You know what's funny? I think a lot of people have grown to understand, you know, what has transpired over the last two or three years. I think people have really understood the fact that I tried to do something really cool. I try not to be in a position to be a politician and I've always tried to stress the fact that I'm a professional ballplayer. I'm trying to bring sports and trying to connect my career in that direction. In the beginning, people didn't understand that. They thought I was just going over there and that I'm real buddy buddies with him, that I would've stayed at his house, I'm going to be like his best friend and it wasn't like that.
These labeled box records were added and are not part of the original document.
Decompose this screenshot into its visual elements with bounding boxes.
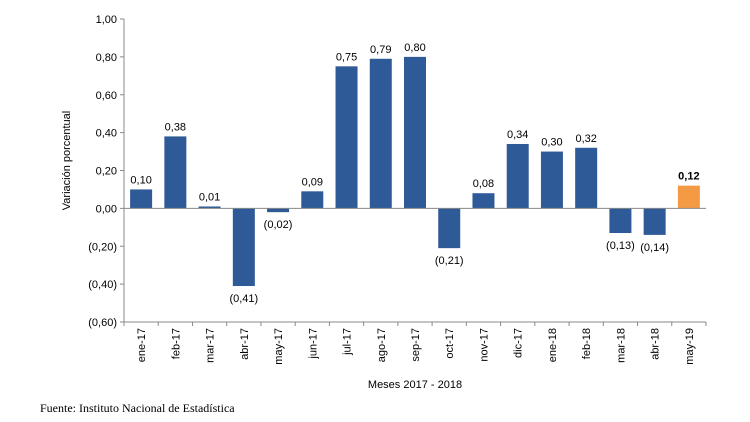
value-label: 0,32 — [575, 133, 596, 145]
x-tick-label: feb-17 — [170, 328, 182, 359]
bar-feb-17 — [164, 136, 187, 209]
x-tick-label: ene-17 — [136, 328, 148, 362]
x-tick-label: jul-17 — [342, 328, 354, 356]
x-tick-label: may-19 — [684, 328, 696, 365]
x-tick-label: may-17 — [273, 328, 285, 365]
bar-abr-17 — [232, 208, 255, 287]
y-axis-title: Variación porcentual — [61, 111, 73, 210]
source-note: Fuente: Instituto Nacional de Estadístic… — [40, 401, 235, 415]
y-tick-label: (0,40) — [88, 279, 117, 291]
value-label: (0,21) — [435, 255, 464, 267]
value-label: (0,14) — [640, 242, 669, 254]
x-tick-label: ene-18 — [547, 328, 559, 362]
bar-nov-17 — [472, 193, 495, 209]
value-label: 0,34 — [507, 129, 528, 141]
bar-oct-17 — [438, 208, 461, 249]
value-label: (0,13) — [606, 240, 635, 252]
y-ticks: 1,00 0,80 0,60 0,40 0,20 0,00 (0,20) (0,40) (0,6… — [88, 14, 124, 329]
y-tick-label: 0,40 — [96, 128, 117, 140]
y-tick-label: 0,20 — [96, 166, 117, 178]
value-label: 0,79 — [370, 44, 391, 56]
value-label: 0,80 — [404, 42, 425, 54]
bar-feb-18 — [575, 147, 598, 209]
bar-jul-17 — [335, 66, 358, 209]
y-tick-label: (0,20) — [88, 241, 117, 253]
x-tick-label: nov-17 — [478, 328, 490, 362]
bar-may-17 — [267, 208, 290, 213]
x-axis-title: Meses 2017 - 2018 — [368, 379, 462, 391]
y-tick-label: (0,60) — [88, 317, 117, 329]
bar-mar-18 — [609, 208, 632, 233]
value-label: (0,02) — [264, 219, 293, 231]
bar-abr-18 — [643, 208, 666, 235]
x-tick-label: oct-17 — [444, 328, 456, 359]
value-label: 0,10 — [130, 174, 151, 186]
y-tick-label: 0,60 — [96, 90, 117, 102]
value-label: (0,41) — [229, 293, 258, 305]
x-tick-label: dic-17 — [513, 328, 525, 358]
bar-ene-17 — [130, 189, 153, 209]
bar-ene-18 — [540, 151, 563, 209]
value-label: 0,75 — [336, 51, 357, 63]
value-label: 0,01 — [199, 191, 220, 203]
x-tick-label: abr-17 — [239, 328, 251, 360]
bars: 0,10 0,38 0,01 (0,41) (0,02) 0,09 0,75 0,79 0,80… — [130, 42, 700, 305]
bar-mar-17 — [198, 206, 221, 209]
bar-sep-17 — [404, 56, 426, 209]
x-tick-label: feb-18 — [581, 328, 593, 359]
x-tick-label: sep-17 — [410, 328, 422, 362]
value-label: 0,38 — [165, 121, 186, 133]
value-label: 0,09 — [302, 176, 323, 188]
x-tick-label: jun-17 — [307, 328, 319, 360]
y-tick-label: 1,00 — [96, 14, 117, 26]
x-tick-label: mar-18 — [615, 328, 627, 363]
value-label: 0,08 — [473, 178, 494, 190]
y-tick-label: 0,80 — [96, 52, 117, 64]
bar-ago-17 — [369, 58, 392, 209]
bar-jun-17 — [301, 191, 324, 209]
bar-may-19 — [677, 185, 700, 209]
x-tick-label: abr-18 — [650, 328, 662, 360]
bar-dic-17 — [506, 143, 529, 209]
y-tick-label: 0,00 — [96, 203, 117, 215]
value-label: 0,12 — [678, 171, 699, 183]
x-ticks: ene-17 feb-17 mar-17 abr-17 may-17 jun-17 jul-… — [123, 321, 707, 365]
x-tick-label: ago-17 — [376, 328, 388, 362]
x-tick-label: mar-17 — [205, 328, 217, 363]
value-label: 0,30 — [541, 137, 562, 149]
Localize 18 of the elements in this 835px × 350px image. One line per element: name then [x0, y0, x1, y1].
I mean the guy likes me and I like him because the fact that he didn't just do anything to me. I'm not stupid to the fact that what he does is what he does. I don't know anything about that but he treats me in a good respect, I treat him in a good respect.

There's no reason for me to go over there and start bashing him and tell him, "Wait, you're such a dickhead, you're an asshole." No. He's not like that to me. He's very nice, he's very courteous, he's very cool, and he gave me the key to his country and said, "Anytime you want, Dennis, come to my country." He said, "Wherever you are in the world, Dennis, I'm going to make sure you're okay."
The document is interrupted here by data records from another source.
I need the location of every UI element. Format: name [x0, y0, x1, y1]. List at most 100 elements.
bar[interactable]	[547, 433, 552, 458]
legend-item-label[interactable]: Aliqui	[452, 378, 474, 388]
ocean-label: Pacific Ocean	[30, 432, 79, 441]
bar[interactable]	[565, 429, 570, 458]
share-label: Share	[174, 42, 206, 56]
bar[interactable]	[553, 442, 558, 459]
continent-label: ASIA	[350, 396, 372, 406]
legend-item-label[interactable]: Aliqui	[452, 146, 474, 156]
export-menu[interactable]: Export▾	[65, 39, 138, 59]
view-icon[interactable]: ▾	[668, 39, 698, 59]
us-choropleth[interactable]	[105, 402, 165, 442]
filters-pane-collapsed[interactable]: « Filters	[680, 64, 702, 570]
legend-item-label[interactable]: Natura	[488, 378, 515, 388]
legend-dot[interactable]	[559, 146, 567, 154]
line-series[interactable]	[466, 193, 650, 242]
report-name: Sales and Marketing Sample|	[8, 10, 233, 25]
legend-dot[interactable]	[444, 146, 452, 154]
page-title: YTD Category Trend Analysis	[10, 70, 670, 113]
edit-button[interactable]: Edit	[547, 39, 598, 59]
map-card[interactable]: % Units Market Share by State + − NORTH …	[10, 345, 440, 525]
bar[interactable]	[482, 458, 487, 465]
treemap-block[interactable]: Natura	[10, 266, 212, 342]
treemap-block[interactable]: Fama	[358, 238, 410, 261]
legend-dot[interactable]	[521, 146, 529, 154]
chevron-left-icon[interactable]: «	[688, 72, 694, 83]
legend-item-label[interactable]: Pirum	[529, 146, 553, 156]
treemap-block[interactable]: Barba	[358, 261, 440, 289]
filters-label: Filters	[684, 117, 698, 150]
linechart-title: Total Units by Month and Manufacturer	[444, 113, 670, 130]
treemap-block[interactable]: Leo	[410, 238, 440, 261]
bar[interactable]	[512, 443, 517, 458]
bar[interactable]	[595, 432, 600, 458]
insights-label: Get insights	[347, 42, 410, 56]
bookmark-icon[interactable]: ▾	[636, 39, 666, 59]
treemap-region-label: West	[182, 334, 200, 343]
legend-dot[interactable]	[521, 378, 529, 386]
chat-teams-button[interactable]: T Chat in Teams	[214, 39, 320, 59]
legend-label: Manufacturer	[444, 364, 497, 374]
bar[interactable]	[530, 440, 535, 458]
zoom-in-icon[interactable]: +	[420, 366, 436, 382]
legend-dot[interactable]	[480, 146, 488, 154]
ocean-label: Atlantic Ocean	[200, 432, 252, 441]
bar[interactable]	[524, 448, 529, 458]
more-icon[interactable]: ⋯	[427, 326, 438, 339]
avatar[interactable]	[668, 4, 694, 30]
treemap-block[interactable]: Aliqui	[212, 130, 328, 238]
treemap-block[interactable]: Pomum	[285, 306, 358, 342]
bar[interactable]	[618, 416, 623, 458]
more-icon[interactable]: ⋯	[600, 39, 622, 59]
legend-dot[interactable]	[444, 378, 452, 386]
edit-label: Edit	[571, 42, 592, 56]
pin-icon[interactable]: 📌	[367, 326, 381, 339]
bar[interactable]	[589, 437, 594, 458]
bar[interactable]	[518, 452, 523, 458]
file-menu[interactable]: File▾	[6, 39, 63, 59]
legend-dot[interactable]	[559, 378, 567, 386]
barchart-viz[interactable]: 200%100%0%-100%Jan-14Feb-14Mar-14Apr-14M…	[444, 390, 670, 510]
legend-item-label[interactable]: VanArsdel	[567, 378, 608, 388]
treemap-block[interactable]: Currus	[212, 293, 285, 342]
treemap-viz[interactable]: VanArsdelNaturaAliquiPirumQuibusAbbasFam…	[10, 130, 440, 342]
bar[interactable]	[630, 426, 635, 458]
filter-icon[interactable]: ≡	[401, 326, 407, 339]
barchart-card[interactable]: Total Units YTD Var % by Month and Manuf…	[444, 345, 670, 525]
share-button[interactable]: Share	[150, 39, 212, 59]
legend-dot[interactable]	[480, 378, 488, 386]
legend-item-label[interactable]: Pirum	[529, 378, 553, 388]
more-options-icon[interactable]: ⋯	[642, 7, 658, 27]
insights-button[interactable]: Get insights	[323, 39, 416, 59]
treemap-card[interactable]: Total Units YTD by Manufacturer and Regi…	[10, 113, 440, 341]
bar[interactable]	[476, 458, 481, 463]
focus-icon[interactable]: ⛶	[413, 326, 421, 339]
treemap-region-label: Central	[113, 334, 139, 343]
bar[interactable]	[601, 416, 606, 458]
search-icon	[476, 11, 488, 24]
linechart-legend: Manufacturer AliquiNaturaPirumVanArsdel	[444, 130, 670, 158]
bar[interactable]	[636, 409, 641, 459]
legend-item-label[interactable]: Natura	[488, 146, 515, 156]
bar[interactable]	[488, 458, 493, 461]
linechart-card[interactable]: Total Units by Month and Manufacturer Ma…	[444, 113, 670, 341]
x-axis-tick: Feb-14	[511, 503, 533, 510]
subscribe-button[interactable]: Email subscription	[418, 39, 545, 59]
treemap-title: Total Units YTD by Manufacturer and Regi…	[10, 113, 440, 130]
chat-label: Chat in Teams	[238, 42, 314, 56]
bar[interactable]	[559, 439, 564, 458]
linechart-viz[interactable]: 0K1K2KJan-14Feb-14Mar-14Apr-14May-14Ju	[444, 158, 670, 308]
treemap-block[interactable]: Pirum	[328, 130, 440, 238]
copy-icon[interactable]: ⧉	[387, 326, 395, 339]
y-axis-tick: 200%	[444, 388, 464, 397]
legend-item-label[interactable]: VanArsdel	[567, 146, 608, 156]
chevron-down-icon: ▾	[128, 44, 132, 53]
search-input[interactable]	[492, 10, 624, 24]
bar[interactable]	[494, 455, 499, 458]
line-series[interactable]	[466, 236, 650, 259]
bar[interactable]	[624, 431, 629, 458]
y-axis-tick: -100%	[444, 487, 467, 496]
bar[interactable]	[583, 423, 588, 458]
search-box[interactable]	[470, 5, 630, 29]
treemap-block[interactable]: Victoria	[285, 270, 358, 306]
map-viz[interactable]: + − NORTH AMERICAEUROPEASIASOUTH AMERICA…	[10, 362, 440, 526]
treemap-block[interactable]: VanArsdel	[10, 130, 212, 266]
Pretty much that's how he talks to me. I think that goes a long way because it gives me the assurance the fact that I can go back to America, anywhere in the world and say, "This guy's not like that.” I said, "Give him time to understand that he is going to come to the 21st century.” That's why I try to embrace people with that message and all of sudden people started to be like, "Oh, I see what he's trying to do." And then once I started to do stuff like that then all of sudden, what happened? Donald Trump went to go meet him. I'm just going to see a guy that’s a friend of mine and I'm not saying he's my best friend, but I think that he's a good person to me, I'm trying to build a relationship with that country, and that's basically what it is.

At the end of the doc, you're kind of joking about you're one of the most recognizable people on the planet and that you should be happy and the doc does a great job of documenting your ups and downs—and there are plenty of ups and plenty of downs. So I guess the final question I have for you is what makes you happy these days?
Yeah, that is funny and that's why I put myself in a category with [Albert] Einstein, I put myself with Mozart, I put myself with Steve Jobs. All the people that have been so committed in the world, the people that have been so misunderstood doing certain things that's not common to the world but then when they come to fruition, then it’s like, okay, great, wow, I see what those guys are trying to do now because it's enlightenment. I've been doing that for 20-something years now and now we like it. And now the new generation of America right now is taking over the world and now they like Dennis Rodman because they’re like, “We didn’t know you did all that.” Now you see everybody in the country and any individual that lived on this planet are trying to do things that seem unconventional to try to make something that's happening, or something happen for the world, but it's like I've done those things already and it's still going on today.

What makes me happy is I think if I could actually put myself in a position to actually throw away the ego, throw away all like the pride and stuff like that in my life, to be a better father to my kids. That's my only wish right there. I would need to put away all this other shit I got going on and just say you got to just man up, you're 58 years old now. That's what going to make me happy the rest of my life. I got to make that commitment. That's the only thing that'll make me happy before I die.